One man who wouldn’t know rhythm if it inserted a finger in his arsehole is Mitchell Salazaar. Back in the booth after a too-short hiatus, he brought his established brand of cheesy spanglish witterings.
Speaking to DJ Ahmed Spins (pal of Ramzi Boukhaim and typically shite WSL studio guest) Salazaar enquired if he’d ever been to Mexico.
Or rather, Mehhhiiiiicco.
Mr Spins replied that he had not.
“You should come,” said Mitch. “We’d love to have you.”
We?
WE?
At time of writing, it remains unclear who authorised Salazaar to speak on behalf of 130 million Mexican citizens (of which he is not one).
In fairness, the quality of studio guests was cranked up a notch as the swell deteriorated and the wind blew onshore to end the day.
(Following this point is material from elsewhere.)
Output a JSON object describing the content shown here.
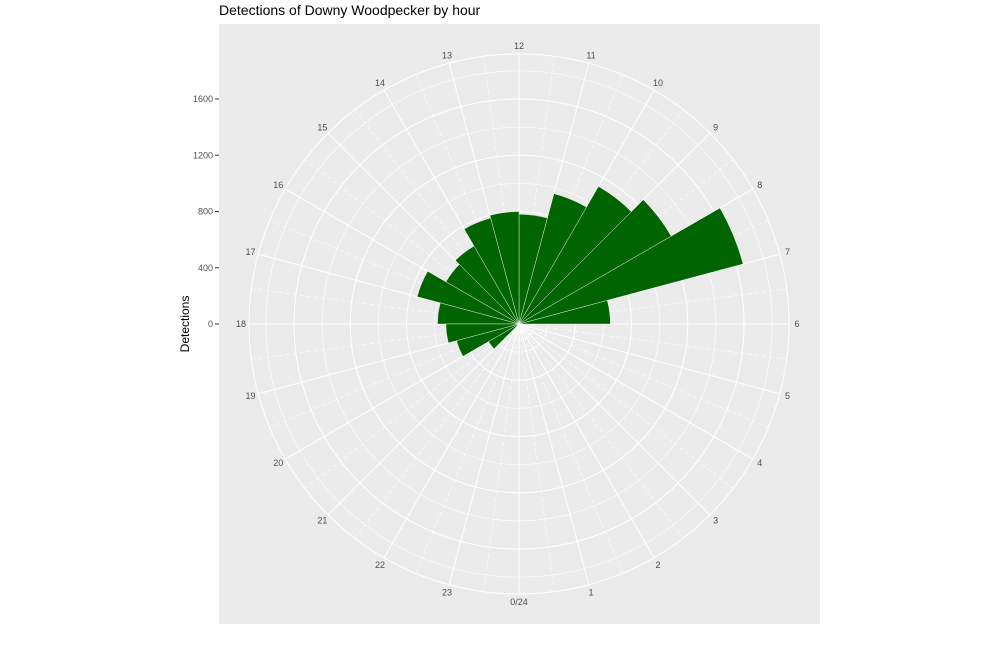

Gabriel Medina graced the booth, offering a welcome cocktail of graciousness and cool indifference to Salazaar and Kaipo Guererro.
Kaipo, undeterred, spoke of faith and god’s plan in reference to the injury keeping Medina from the water. Such was Guerrero’s prayer, I wondered what terrible ailment or misfortune plagued Medina! But still just a sore teat. No timetable for return as yet.
Medina was present for the final heat of the day, watching friend Miguel Pupo take victory over Leo Fioravanti and Deivid Silva. The anecdote about him and Pupo surfing mock heats against one another (filmed and studied in the aftermath to verify scoring, no less) was yet more evidence as to why Brazilians tend to do this pro surfing thing better than anyone.
As the round drew to a close it was decided conditions were no longer suitable. The wind was too strong, the tide too high. And so the men’s competition was paused in the interests of equality whilst the women were sent out to surf.